Вот как интересно распорядилась природа! Красивое миловидное лицо при
богатырских размерах тела. Не в моем вкусе, но в темноте, в общем-то, я
мог решиться и настроиться. Но такой кулачище отбивает всякое желание.
Я рухнул на кровать, думая, и что немного полежу, соберусь с мыслями и
повторю попытку. Но, размякнув на перине, мгновенно отключился, словно
рухнул в пропасть. Устал.
С первыми лучами солнца кто-то тряхнул меня за плечо со словами:
— Эй, героическая личность! Вставай! Выбирайся отсюда, как хочешь! Только
не через мое окно. И чтоб никто не видел, а то пойдут глупые, ненужные
разговоры.
— Черт! Как нехорошо получилось! Заснул и бездарно провел ночь!
— И хорошо, что не было второй попытки штурмовать меня. Точно бы началась
у нас с тобой драка. Мне еще в Союзе мужики надоели, липнут, гады, как
мухи. А я этого не люблю! Убить всех готова. Проходу от вас нет.
— За одиночеством нужно было отправляться к амазонкам, а тут здоровый
мужской коллектив. Не будет тебе ни сна ни покоя, — сказал я, смущенно
одеваясь, и быстро, не прощаясь, вышел за дверь.
* * *
Дежурным по полку я заступал впервые. Помощником дежурного, начальником
караула был, а дежурным — никогда.
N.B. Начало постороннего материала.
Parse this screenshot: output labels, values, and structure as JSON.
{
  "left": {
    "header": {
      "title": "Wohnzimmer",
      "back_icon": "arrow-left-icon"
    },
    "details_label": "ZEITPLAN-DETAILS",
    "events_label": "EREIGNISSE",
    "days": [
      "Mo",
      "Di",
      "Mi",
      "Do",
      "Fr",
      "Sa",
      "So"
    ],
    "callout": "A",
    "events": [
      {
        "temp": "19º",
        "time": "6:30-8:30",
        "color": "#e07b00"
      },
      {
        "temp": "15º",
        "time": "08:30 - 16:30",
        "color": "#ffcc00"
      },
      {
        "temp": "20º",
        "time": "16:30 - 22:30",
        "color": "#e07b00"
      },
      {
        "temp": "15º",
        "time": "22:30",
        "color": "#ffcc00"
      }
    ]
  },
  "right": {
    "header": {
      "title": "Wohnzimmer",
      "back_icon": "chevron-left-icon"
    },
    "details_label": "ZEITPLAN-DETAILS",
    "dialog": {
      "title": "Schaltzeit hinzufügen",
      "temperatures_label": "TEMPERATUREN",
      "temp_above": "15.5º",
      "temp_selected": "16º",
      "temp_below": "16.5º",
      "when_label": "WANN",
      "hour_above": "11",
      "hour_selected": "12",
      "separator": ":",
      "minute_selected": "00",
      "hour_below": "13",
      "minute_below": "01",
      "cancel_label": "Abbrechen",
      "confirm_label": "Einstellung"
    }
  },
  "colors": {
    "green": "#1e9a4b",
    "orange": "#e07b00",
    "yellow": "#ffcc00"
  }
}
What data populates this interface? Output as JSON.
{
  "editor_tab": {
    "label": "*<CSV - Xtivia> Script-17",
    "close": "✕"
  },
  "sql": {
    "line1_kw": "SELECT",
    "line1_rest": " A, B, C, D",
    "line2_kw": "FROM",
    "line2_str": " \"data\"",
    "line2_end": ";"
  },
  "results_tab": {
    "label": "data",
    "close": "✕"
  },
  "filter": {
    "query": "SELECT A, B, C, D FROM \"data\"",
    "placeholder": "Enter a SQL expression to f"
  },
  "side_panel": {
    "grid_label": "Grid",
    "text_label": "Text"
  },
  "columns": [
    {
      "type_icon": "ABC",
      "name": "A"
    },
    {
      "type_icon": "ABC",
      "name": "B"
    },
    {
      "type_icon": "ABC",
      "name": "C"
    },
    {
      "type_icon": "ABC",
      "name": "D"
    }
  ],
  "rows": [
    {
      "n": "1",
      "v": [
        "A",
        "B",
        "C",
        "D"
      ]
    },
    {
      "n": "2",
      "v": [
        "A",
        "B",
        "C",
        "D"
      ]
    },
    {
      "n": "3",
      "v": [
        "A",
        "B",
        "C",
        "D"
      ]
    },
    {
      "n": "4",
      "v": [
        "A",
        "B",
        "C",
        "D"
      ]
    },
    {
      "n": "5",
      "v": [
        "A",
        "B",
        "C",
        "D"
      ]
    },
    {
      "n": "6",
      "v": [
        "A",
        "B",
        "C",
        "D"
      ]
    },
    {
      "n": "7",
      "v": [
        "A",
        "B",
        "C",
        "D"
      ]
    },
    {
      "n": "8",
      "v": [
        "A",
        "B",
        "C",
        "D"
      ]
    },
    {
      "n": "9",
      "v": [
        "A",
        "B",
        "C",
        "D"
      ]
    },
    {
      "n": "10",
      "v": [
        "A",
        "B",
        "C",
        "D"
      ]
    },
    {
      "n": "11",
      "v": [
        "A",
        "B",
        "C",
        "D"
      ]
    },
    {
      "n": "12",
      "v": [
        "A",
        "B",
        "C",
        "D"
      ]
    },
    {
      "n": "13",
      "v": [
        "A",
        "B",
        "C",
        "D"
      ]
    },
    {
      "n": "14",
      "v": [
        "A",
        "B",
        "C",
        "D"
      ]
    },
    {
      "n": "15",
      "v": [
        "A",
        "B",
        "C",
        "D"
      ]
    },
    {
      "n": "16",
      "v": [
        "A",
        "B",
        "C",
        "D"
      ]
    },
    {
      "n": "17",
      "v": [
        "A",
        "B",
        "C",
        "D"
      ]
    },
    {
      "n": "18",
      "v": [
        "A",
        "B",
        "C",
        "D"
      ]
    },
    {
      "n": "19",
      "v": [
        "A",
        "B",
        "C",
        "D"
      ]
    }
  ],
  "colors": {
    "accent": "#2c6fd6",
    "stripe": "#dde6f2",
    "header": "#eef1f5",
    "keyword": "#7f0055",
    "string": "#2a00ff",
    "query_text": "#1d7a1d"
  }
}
Начало — развод караулов и наряда —
прошло нормально. Хорошо, что нет Ошуева, большого любителя снять состав
наряда с дежурства. Не успел принять оружкомнату и документацию у
прежнего дежурного, Оладушкина, как уже случилось происшествие. Пришедший
сдавать пистолет дежурный по автопарку прострелил задницу (точнее
сказать, бедро) «помдежу». А дело было так.
— Коля, ты пистолет разрядил? — спросил Оладушкин Колоколова.
— Ага. Кажется. Сейчас проверю, — ответил лейтенант и, не вынимая обойму,
перезарядил пистолет. После этого отвел ствол в сторону и нажал на курок.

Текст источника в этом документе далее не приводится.